Buyers of British NBP gas before this summer would have made a four-fold profit on the front-winter contract and potentially a near three-fold return on a Summer 2021 purchase sold on a spot basis, a trading analysis of S&P Global Platts pricing data found.
The potential huge returns opened up due to an unprecedented rally in gas futures in the summer season, as a rush to replenish depleted storage stocks, multi-year low wind power generation, heavy Norwegian production maintenance and lower Russian supply to Europe than previous years took hold.
A feature of summer-season trade was the mutually-supportive nature of the forward curve and spot market, although the analysis found the former was implicated to a greater extent than the latter as winter purchases to avoid supply risk in winter eventually won out.
Against a backdrop of not only lower Russian supply through Ukraine and Poland from winter and the uncertainty over the introduction of Nord Stream 2, but also competition with Asian for compensatory LNG cargoes to fill the gap, the Winter 2021 NBP contract was valued at just 55 pence/therm before it became the front season on March 31.
By the time of its expiry as the NBP season-ahead contract, it was at 236.30 p/th for a 330% increase during summer trade after rising 106.05 p/th in September alone including 54.25 p/th in the last five trading days of the month.
While that was potentially lucrative for sellers and non-physical traders, for buyers it would have been disastrous for utilities if physical consumption positions had not been hedged before the summer began, and for those who left it too late to escape the September surge. The fact this surge happened at all may indicate that this was just the case.
Indeed, several small UK power companies have ceased trading recently. Such operations are often founded on the assumption that purchases can be made on the spot market as risk premium dissipates. Smaller suppliers also simply do not have the capital reserves to hedge positions too far in advance.
While even an early decision to purchase Winter 2021 could have been made inexpensively, the contract was not valued below the 55 p/th opening price once during summer trade. It averaged 98.407 p/th in that timeframe, and was consistently valued above that level from July 28 onwards.
This average price could be considered a concrete floor for spot out-turn prices, although as things stand there is little realistic chance that prices will fall to such an extent given forward indications.
Not looking back
There may be regret from traders even as far as the summer contract is concerned, if it was also unhedged as summer began or non-physical traders missed the move higher.
The analysis showed that, at best, the Summer 2021 contract could have been purchased at 30.85 p/th during trade in the previous winter. It expired as the front season at 46.825 p/th, and averaged 38.607 p/th during its tenure.
Such was the surge on spot prices, no day-ahead NBP product during Summer 2021 was valued below the expiry price. If a summer purchase was sold exclusively on the spot market, it would have been sold at 90.45 p/th on average over the six-month period.

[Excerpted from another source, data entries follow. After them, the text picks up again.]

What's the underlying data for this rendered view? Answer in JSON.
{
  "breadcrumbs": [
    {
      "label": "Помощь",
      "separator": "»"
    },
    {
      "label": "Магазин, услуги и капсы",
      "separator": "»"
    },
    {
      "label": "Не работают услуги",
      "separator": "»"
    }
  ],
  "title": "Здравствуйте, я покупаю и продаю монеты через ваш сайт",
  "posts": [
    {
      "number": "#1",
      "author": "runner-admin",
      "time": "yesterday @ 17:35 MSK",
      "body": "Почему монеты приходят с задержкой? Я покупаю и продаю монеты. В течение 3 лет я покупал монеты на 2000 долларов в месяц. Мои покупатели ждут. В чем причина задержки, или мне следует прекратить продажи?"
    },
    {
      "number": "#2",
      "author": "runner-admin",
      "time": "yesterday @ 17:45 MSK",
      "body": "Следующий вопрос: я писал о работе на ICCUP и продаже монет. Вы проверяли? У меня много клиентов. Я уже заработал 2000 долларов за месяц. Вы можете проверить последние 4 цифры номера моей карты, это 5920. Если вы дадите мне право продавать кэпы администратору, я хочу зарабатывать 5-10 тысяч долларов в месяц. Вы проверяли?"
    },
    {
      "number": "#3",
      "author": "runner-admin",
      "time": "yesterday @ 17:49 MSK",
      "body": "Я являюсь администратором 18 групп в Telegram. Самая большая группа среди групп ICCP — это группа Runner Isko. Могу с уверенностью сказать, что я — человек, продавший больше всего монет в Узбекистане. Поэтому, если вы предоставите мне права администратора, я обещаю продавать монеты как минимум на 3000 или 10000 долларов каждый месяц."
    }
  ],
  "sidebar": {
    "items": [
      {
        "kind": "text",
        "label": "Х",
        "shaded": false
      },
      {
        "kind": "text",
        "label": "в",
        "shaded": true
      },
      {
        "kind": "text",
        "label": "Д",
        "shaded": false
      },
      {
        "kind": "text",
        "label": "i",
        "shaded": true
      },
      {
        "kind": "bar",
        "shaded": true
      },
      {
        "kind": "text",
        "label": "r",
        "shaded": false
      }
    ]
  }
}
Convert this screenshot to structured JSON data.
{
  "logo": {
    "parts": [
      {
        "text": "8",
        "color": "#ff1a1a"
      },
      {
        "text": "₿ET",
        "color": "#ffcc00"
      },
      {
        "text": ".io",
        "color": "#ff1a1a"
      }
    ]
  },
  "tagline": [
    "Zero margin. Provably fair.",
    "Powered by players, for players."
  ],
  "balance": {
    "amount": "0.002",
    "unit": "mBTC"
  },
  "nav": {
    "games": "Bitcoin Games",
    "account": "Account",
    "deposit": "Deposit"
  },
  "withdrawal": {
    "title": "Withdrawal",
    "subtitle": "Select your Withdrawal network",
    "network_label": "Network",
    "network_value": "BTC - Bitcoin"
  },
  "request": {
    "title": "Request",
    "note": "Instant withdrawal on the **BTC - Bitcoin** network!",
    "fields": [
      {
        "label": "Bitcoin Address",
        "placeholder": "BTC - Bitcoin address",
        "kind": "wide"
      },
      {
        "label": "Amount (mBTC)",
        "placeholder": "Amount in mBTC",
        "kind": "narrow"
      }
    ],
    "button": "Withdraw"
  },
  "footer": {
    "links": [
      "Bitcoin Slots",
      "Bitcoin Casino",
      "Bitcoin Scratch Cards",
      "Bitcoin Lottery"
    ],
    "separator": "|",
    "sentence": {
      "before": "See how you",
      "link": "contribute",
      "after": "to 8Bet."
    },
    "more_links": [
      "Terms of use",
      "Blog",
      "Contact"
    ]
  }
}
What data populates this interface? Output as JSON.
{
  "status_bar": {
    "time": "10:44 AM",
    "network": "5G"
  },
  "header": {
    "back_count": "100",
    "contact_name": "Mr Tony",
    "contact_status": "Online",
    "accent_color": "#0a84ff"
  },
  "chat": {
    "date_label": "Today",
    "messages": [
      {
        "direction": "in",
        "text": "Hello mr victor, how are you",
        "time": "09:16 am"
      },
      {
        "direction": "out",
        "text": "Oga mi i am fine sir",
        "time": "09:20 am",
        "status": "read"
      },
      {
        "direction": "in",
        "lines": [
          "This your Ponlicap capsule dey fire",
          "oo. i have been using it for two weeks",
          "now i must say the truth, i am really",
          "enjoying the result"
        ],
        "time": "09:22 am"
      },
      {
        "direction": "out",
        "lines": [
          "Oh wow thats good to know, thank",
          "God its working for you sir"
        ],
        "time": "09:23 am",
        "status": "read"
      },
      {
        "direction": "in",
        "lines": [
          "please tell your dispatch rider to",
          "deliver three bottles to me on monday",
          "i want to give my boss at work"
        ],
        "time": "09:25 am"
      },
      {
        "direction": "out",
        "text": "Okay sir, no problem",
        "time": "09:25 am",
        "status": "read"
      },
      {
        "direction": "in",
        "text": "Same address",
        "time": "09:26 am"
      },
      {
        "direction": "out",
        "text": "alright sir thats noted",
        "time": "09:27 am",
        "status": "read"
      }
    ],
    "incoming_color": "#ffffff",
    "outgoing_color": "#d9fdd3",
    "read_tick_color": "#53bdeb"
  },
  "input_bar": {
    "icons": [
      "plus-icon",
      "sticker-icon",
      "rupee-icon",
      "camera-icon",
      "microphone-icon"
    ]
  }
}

Unsurprisingly, sellers balancing market length at the last possible moment would have yielded a greater return than any forward strategy, the analysis found.
Conversely for buyers, summer delivery would have been best purchased as far in advance as possible, although those purchasing month-ahead could have left it to the last moment for June delivery.
There was also a similar lull in spot prices during early July, although that proved to be a momentary respite, with day-ahead NBP products consistently trading above average forward and closing prices for front-quarter summer products for the remainder of the season.
That could have been a missed window of opportunity to purchase before prices rocketed upwards, without ever really looking back.
Buyers may have hoped that some level of exhaustion may have crept in for injection and winter-hedging purchases, and for the heat to have finally been taken out of the market.
That has been the case to some extent, given that winter-delivery NBP spot prices have averaged 217.475 p/th October to date, although the Oct. 14 Platts Market on Close assessment process for NBP day-ahead gas was the second above winter expiry at 237 p/th.
A price spike on Oct. 5, which occurred throughout the curve, lifted the spot price to a new record Platts assessment of 278 p/th. That could have been caused in part by stop-loss purchases balancing losing short positions, which were originally predicated on the assumption winter purchases had concluded.
If any part of peak-heating season has not been prepared for, there could yet be more stop-loss purchases made in such a manner.
If fundamentals do ultimately loosen in the weeks ahead, the gas market was nevertheless expected to remain in a high-price environment for some time, which was reflected in future seasonal products.
Summer 2022 and Winter 2022 NBP have both averaged above the previous front-winter record October to date at 109.258 p/th and 111.983 p/th, respectively, and also now represent potential price floor for winter-delivery spot outturn.
If they remain tight, it will once again be those holding the market's length that stand to benefit the most, but only if this length was purchased well in advance.